NIC not working: PCIe link lost, device now detached

richi44

New Member
Sep 25, 2024
1
0
1
Hi.

I am using Proxmox VE on two identical machines HP Z2 G9 with added HP 2.5GbE LAN Flex Port. First machine runs without any problems but the sedond one has problem with added pcie nic card HP 2.5GbE LAN Flex Port. NIC is in Linux bridge vmbr1 briging physical port enp1s0 and VLAN aware enabled. This setup works great on the first machine.
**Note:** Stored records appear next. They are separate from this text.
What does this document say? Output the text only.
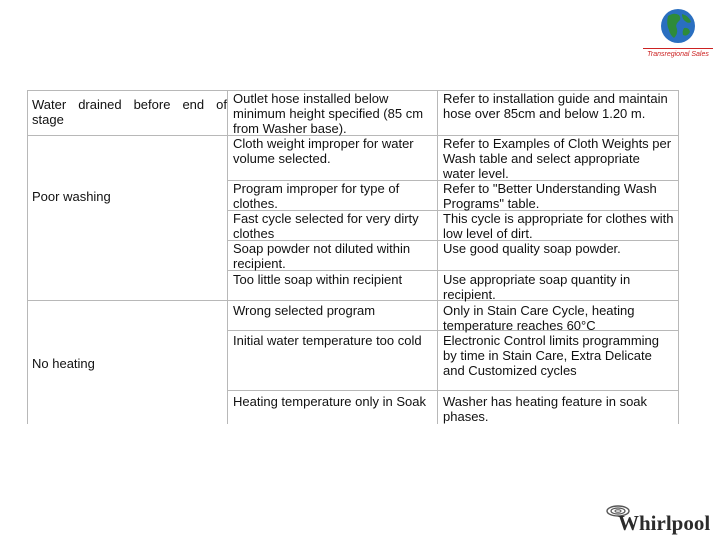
Transregional Sales
Water drained before end of stage
Poor washing
No heating
Outlet hose installed below minimum height specified (85 cm from Washer base).
Cloth weight improper for water volume selected.
Program improper for type of clothes.
Fast cycle selected for very dirty clothes
Soap powder not diluted within recipient.
Too little soap within recipient
Wrong selected program
Initial water temperature too cold
Heating temperature only in Soak
Refer to installation guide and maintain hose over 85cm and below 1.20 m.
Refer to Examples of Cloth Weights per Wash table and select appropriate water level.
Refer to "Better Understanding Wash Programs" table.
This cycle is appropriate for clothes with low level of dirt.
Use good quality soap powder.
Use appropriate soap quantity in recipient.
Only in Stain Care Cycle, heating temperature reaches 60°C
Electronic Control limits programming by time in Stain Care, Extra Delicate and Customized cycles
Washer has heating feature in soak phases.
Whirlpool
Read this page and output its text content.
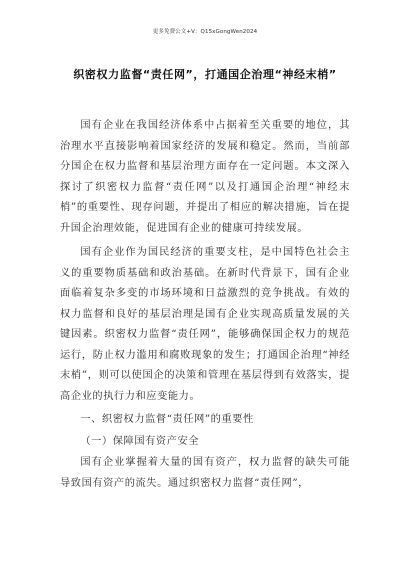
更多免费公文+V：Q15xGongWen2024
织密权力监督“责任网”，打通国企治理“神经末梢”

国有企业在我国经济体系中占据着至关重要的地位，其治理水平直接影响着国家经济的发展和稳定。然而，当前部分国企在权力监督和基层治理方面存在一定问题。本文深入探讨了织密权力监督“责任网”以及打通国企治理“神经末梢”的重要性、现存问题，并提出了相应的解决措施，旨在提升国企治理效能，促进国有企业的健康可持续发展。

国有企业作为国民经济的重要支柱，是中国特色社会主义的重要物质基础和政治基础。在新时代背景下，国有企业面临着复杂多变的市场环境和日益激烈的竞争挑战。有效的权力监督和良好的基层治理是国有企业实现高质量发展的关键因素。织密权力监督“责任网”，能够确保国企权力的规范运行，防止权力滥用和腐败现象的发生；打通国企治理“神经末梢”，则可以使国企的决策和管理在基层得到有效落实，提高企业的执行力和应变能力。

一、织密权力监督“责任网”的重要性

（一）保障国有资产安全

国有企业掌握着大量的国有资产，权力监督的缺失可能导致国有资产的流失。通过织密权力监督“责任网”，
I do not know if the problem is related to hw or is it sw isssue?

network setup

Code:
cat /etc/network/interfaces
# network interface settings; autogenerated
# Please do NOT modify this file directly, unless you know what
# you're doing.
#
# If you want to manage parts of the network configuration manually,
# please utilize the 'source' or 'source-directory' directives to do
# so.
# PVE will preserve these directives, but will NOT read its network
# configuration from sourced files, so do not attempt to move any of
# the PVE managed interfaces into external files!

auto lo
iface lo inet loopback

iface eno1 inet manual

iface enp1s0 inet manual

auto vmbr0
iface vmbr0 inet static
    address 10.20.30.17/24
    gateway 10.20.30.1
    bridge-ports eno1
    bridge-stp off
    bridge-fd 0
#1GB management

auto vmbr1
iface vmbr1 inet manual
    bridge-ports enp1s0
    bridge-stp off
    bridge-fd 0
    bridge-vlan-aware yes
    bridge-vids 2-4094
#2.5GB trunk

logs showing time when pcie link was lost

Code:
journalctl -o short-precise -all | grep "PCIe link lost"
Sep 14 10:01:06.900018 pve07 kernel: igc 0000:02:00.0 enp2s0: PCIe link lost, device now detached
Sep 16 07:16:35.148158 pve07 kernel: igc 0000:01:00.0 enp1s0: PCIe link lost, device now detached
Sep 23 02:03:54.181872 pve07 kernel: igc 0000:01:00.0 enp1s0: PCIe link lost, device now detached
Sep 30 02:30:06.133725 pve07 kernel: igc 0000:01:00.0 enp1s0: PCIe link lost, device now detached
Oct 05 14:04:58.167852 pve07 kernel: igc 0000:01:00.0 enp1s0: PCIe link lost, device now detached
Oct 09 05:34:55.515763 pve07 kernel: igc 0000:01:00.0 enp1s0: PCIe link lost, device now detached

ip a before and after restart

Code:
2: enp1s0: <BROADCAST,MULTICAST,UP> mtu 1500 qdisc mq master vmbr1 state UP group default qlen 1000
    link/ether 30:13:8b:84:ca:f1 brd ff:ff:ff:ff:ff:ff

2: enp1s0: <BROADCAST,MULTICAST,UP,LOWER_UP> mtu 1500 qdisc mq master vmbr1 state UP group default qlen 1000
    link/ether 30:13:8b:84:ca:f1 brd ff:ff:ff:ff:ff:ff



There is also restart problem, it has to be done physically because restarting over management nic will cause management NIC is not accessible over SSH, but ping is working. Probably reboot will not occur at all with command (need to connect display to servver).
 
There have been other issues reported with this driver (just search the web for "PCIe link lost, device now detached".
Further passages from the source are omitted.